Aber was ist dann die Antwort auf den Umstand, dass wir hierzulande in absehbarer Zeit nicht zur Vollbeschäftigung kommen werden und den zweiten Arbeitsmarkt dringend als Ergänzung brauchen? An der Stelle kann ich nur sagen: Ich hoffe nicht, dass sich die Antwort auf den zynischen Volkssport führender FDP-Politiker beschränkt, Menschen ohne Arbeit als chronisch faul und Arbeitsverweigerer zu diffamieren. Wenn die Staatsregierung tatsächlich etwas für den sächsischen Arbeitsmarkt tun will, dann muss sie endlich damit beginnen, unsere Investitionen stärker und vor allem wirkungsvoller auf die Bereiche Bildung und Forschung auszurichten, damit wir uns auch künftig im Wettbewerb behaupten können.

Vielen Dank.

(Beifall bei den GRÜNEN)

Ich frage zum Schluss der zweiten Runde: Gibt es noch Redebedarf bei der NPD-Fraktion? – Den kann ich nicht erkennen. Die Staatsregierung? – Ja, Frau Staatsministerin Clauß, Sie haben das Wort.

Sehr geehrter Herr Präsident! Meine sehr geehrten Damen und Herren Abgeordneten! Die Staatsregierung hat die Große Anfrage der Fraktion DIE LINKE ausführlich beantwortet. Ihnen steht damit ein umfangreiches und auch vielfältiges Datenmaterial zur Verfügung. Ja, das Thema Ihrer Anfrage ist ein sensibles, denn es berührt die Betroffenen und ihr Umfeld ganz unmittelbar.

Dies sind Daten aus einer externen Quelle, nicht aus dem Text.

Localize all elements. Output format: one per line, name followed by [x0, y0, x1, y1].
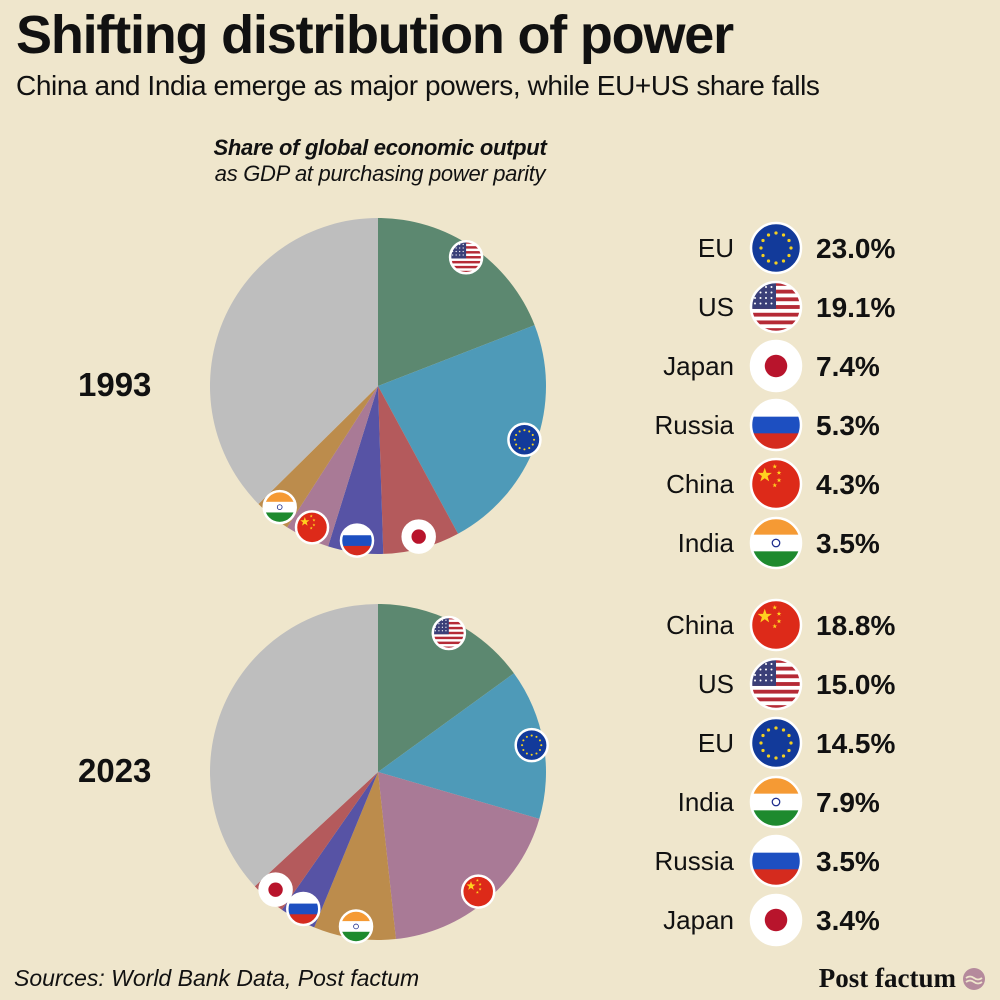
legend-country-1993-japan: Japan — [663, 351, 734, 381]
chart-heading: Share of global economic output as GDP a… — [120, 135, 640, 187]
legend-value-1993-japan: 7.4% — [816, 351, 880, 382]
pie-slice-2023-japan — [254, 772, 378, 910]
pie-slice-2023-rest — [209, 604, 378, 887]
legend-country-2023-china: China — [666, 610, 734, 640]
pie-flag-2023-eu-icon — [514, 727, 549, 763]
legend-value-2023-japan: 3.4% — [816, 905, 880, 936]
page-subtitle: China and India emerge as major powers, … — [16, 70, 820, 101]
legend-country-2023-us: US — [698, 669, 734, 699]
japan-flag-icon — [749, 339, 803, 393]
pie-slice-1993-china — [287, 386, 378, 547]
china-flag-icon — [749, 457, 803, 511]
pie-flag-2023-us-icon — [431, 615, 467, 651]
pie-flag-2023-japan-icon — [258, 872, 293, 907]
pie-flag-2023-china-icon — [460, 874, 496, 909]
legend-value-2023-china: 18.8% — [816, 610, 895, 641]
pie-slice-1993-japan — [378, 386, 459, 554]
legend-value-1993-russia: 5.3% — [816, 410, 880, 441]
legend-country-2023-russia: Russia — [655, 846, 735, 876]
pie-flag-1993-eu-icon — [507, 422, 542, 458]
brand-logo-text: Post factum — [818, 963, 956, 993]
year-label-1993: 1993 — [78, 366, 152, 403]
pie-slice-2023-china — [378, 772, 540, 940]
pie-flag-1993-us-icon — [448, 240, 484, 275]
brand-logo-icon — [963, 968, 985, 990]
pie-slice-1993-india — [258, 386, 378, 528]
legend-value-2023-us: 15.0% — [816, 669, 895, 700]
legend-value-1993-india: 3.5% — [816, 528, 880, 559]
chart-subtitle: as GDP at purchasing power parity — [214, 161, 546, 186]
us-flag-icon — [749, 280, 803, 334]
pie-slice-2023-eu — [378, 673, 546, 819]
legend-country-2023-eu: EU — [698, 728, 734, 758]
legend-country-2023-india: India — [678, 787, 735, 817]
russia-flag-icon — [749, 398, 803, 452]
legend-country-1993-india: India — [678, 528, 735, 558]
legend-value-1993-eu: 23.0% — [816, 233, 895, 264]
pie-slice-1993-eu — [378, 325, 547, 534]
pie-flag-1993-japan-icon — [401, 519, 436, 554]
pie-slice-2023-india — [314, 772, 396, 940]
japan-flag-icon — [749, 893, 803, 947]
legend-country-1993-china: China — [666, 469, 734, 499]
us-flag-icon — [749, 657, 803, 711]
legend-value-2023-russia: 3.5% — [816, 846, 880, 877]
legend-country-2023-japan: Japan — [663, 905, 734, 935]
russia-flag-icon — [749, 834, 803, 888]
source-note: Sources: World Bank Data, Post factum — [14, 965, 420, 991]
legend-country-1993-russia: Russia — [655, 410, 735, 440]
pie-flag-1993-india-icon — [262, 489, 297, 525]
pie-slice-1993-us — [378, 218, 535, 386]
chart-title: Share of global economic output — [213, 135, 547, 160]
legend-value-2023-eu: 14.5% — [816, 728, 895, 759]
pie-flag-1993-china-icon — [294, 510, 330, 545]
legend-country-1993-eu: EU — [698, 233, 734, 263]
pie-flag-2023-russia-icon — [286, 891, 321, 927]
pie-slice-2023-russia — [281, 772, 378, 928]
page-title: Shifting distribution of power — [16, 5, 734, 65]
eu-flag-icon — [749, 221, 803, 275]
legend-value-1993-us: 19.1% — [816, 292, 895, 323]
legend-country-1993-us: US — [698, 292, 734, 322]
legend-value-2023-india: 7.9% — [816, 787, 880, 818]
china-flag-icon — [749, 598, 803, 652]
legend-value-1993-china: 4.3% — [816, 469, 880, 500]
pie-flag-1993-russia-icon — [339, 523, 375, 558]
pie-slice-2023-us — [378, 604, 514, 772]
eu-flag-icon — [749, 716, 803, 770]
pie-flag-2023-india-icon — [338, 909, 374, 944]
year-label-2023: 2023 — [78, 752, 152, 789]
india-flag-icon — [749, 516, 803, 570]
pie-slice-1993-rest — [209, 218, 378, 505]
pie-slice-1993-russia — [328, 386, 384, 555]
india-flag-icon — [749, 775, 803, 829]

Aber gerade deswegen sollten wir uns darauf verständigen, eine sachliche Debatte anzustreben und sie dann auch sachlich zu führen. Sie sprechen leider weiterhin von armen Kindern, von Menschen, die nicht das Lebensnotwendige haben, von Menschen, die wir ausgrenzen. Ich betone nochmals, das ist unsachlich und auch unrichtig. Von der gewährten Hilfe des Staates lassen sich keine großen Sprünge machen, das wird auch keiner bestreiten. Aus persönlichen Gesprächen weiß ich das auch. Aber das ist auch nicht das Ziel der Leistungen. Es soll in einem hoffentlich vorübergehenden Zeitraum Unterstützung gewährt werden – nicht mehr, aber auch nicht weniger.

Eine unsachliche Debatte verunsichert aber auch diejenigen, die dafür sorgen, dass wir unser Solidarprinzip weiter aufrechterhalten können: die Steuerzahler. Bei Ihren Forderungen nach einem höheren Arbeitslosengeld II übersehen Sie genau das. Die Solidarleistungen werden von denen finanziert, die einer Arbeit nachgehen können und Steuern zahlen. Es geht dabei nicht um gegenseitiges Ausspielen, sondern um die Balance zwischen Leistungsempfängern und Leistungsgebern. Ich betone nochmals die Balance in beide Richtungen. Bei den Leistungen nach SGB II handelt es sich um eine möglichst vorübergehende Fürsorgeleistung. Wir wollen, dass alle ein Leben in Würde führen können – derjenige, der Hilfe in Anspruch nimmt, weil er momentan keine Arbeit hat, aber auch der, der durch seine Arbeit diese Hilfe erst möglich macht.

Für mich ist es selbstverständlich, dass derjenige, der mit dem Geld der Steuerzahler in einer Notsituation unterstützt wird, mithelfen sollte, seine eigene Situation zu verbessern. Ich weiß auch, dass viele Arbeitslosengeld-IIEmpfänger selbst das größte Interesse daran haben, wieder auf eigenen Beinen stehen zu können. Diese Bezieher von Arbeitslosengeld II wirken bei dem Versuch, wieder Arbeit zu bekommen, aktiv mit. Deshalb geht Ihre Forderung, Verstöße gegen Melde- und Mitwirkungspflichten nicht mehr zu ahnden, zulasten derer, die helfen. Auch das weiß ich aus persönlichen Gesprächen, und das darf nicht sein.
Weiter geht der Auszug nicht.